The delegates to these meetings included the most well-known, if mostly male, writers, organizers, church leaders, newspaper editors, and entrepreneurs in the canon of early African-American leadership—and thousands whose names and histories have long been forgotten. What is left of this phenomenal effort are the scattered proceedings, newspaper coverage, and petitions that have never before been collected in one place.

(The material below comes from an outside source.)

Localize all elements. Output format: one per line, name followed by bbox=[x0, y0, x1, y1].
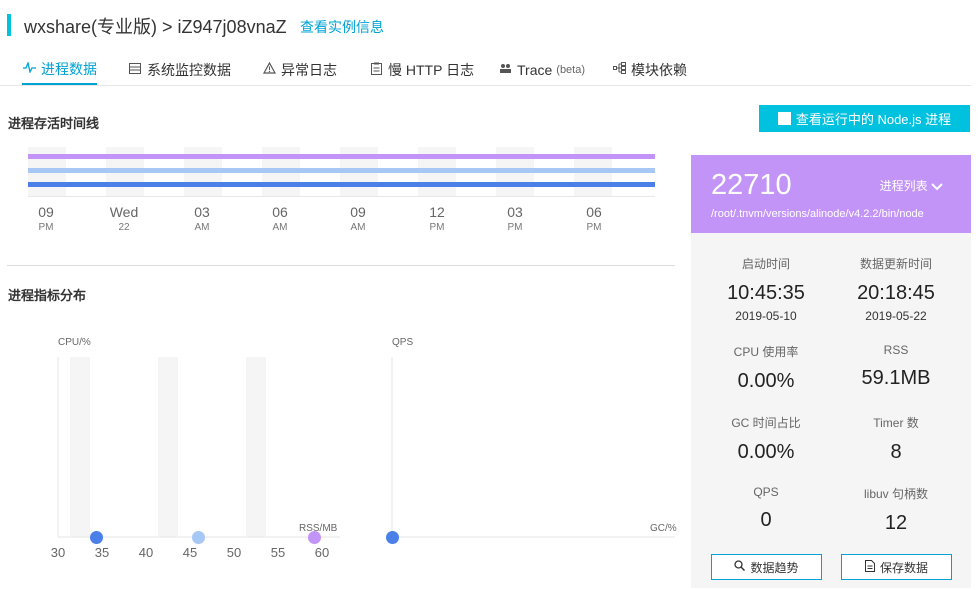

This project seeks to not only learn about the lives of male delegates, the places where they met and the social networks that they created, but also to account for the crucial work done by Black women in the broader social networks that made these conventions possible. endeavors to transform teaching and learning about this historic collective organizing effort—and about the many leaders and places involved in it—bringing them to digital life for a new generation of students and scholars across disciplines and for community researchers interested in the history of the activist church, civil rights, educational and entrepreneurial engagement.

Responsibilities for CCP would include:

  • Implement and coordinate the CCP data initiatives.
  • Work with CCP coordinator in metadata creation and organizing.
  • Work with the head of the digital archives committee to coordinate CCP undergraduate and graduate student project work in data curation.
  • Organize one or two yearly workshops or panel discussions about data curation and its importance for Black communities for and in conjunction with local community archives and groups.
  • Plan, track, and communicate, resources, tasks, and processes for collecting new categories of research data.
  • Provide feedback for database software and methods, including WordPress, Omeka and Omeka S, open access, and open educational resources.


  • Demonstrated initiatives, flexibility and ability to work creatively and effectively both independently and as a member of a large, diverse, multi-disciplinary and interinstitutional team.
  • Commitment to collaborative ethos and horizontal management.
  • PhD completed before beginning the fellowship. Graduate/undergraduate degree(s) in African American studies, communications, data science, information studies, Africana studies, American studies, women’s studies, history or English, etc. with an emphasis in African American content.
  • Experience with descriptive metadata standards, preferably in relation to web publishing/content management systems (e.g. WordPress, Omeka Classic, Omeka S) or in relation to institutional repositories (e.g. DSpace).
  • Familiarity with current trends in digital collections, libraries, archives, African American digital humanities, and/or Black digital studies.

Preferred Qualifications:

  • Knowledge of nineteenth-century African American culture and history.
  • Experience or training in front-end web design, user experience, usability/design testing (e.g. HTML, CSS, PHP, Javascript, etc.).
  • Experience teaching courses or workshops on digital tools, metadata standards, project management, and/or content management systems (Omeka, WordPress, etc.).
  • Familiarity with best practices and models in public humanities, public history, crowdsourcing, digital storytelling, and/or multimedia production.
  • Experience or background in web mapping or data visualization.
  • Experience working with linked data.

The University of Delaware is an Equal Opportunity/Affirmative Action Employer with inclusive excellence and diversity as core values. Located in Newark, Delaware, within 2 hours of New York, Philadelphia, Baltimore, and Washington, D.C., the University of Delaware is a state-assisted, privately governed institution that enrolls approximately 17,000 undergraduates and 4,000 graduate students.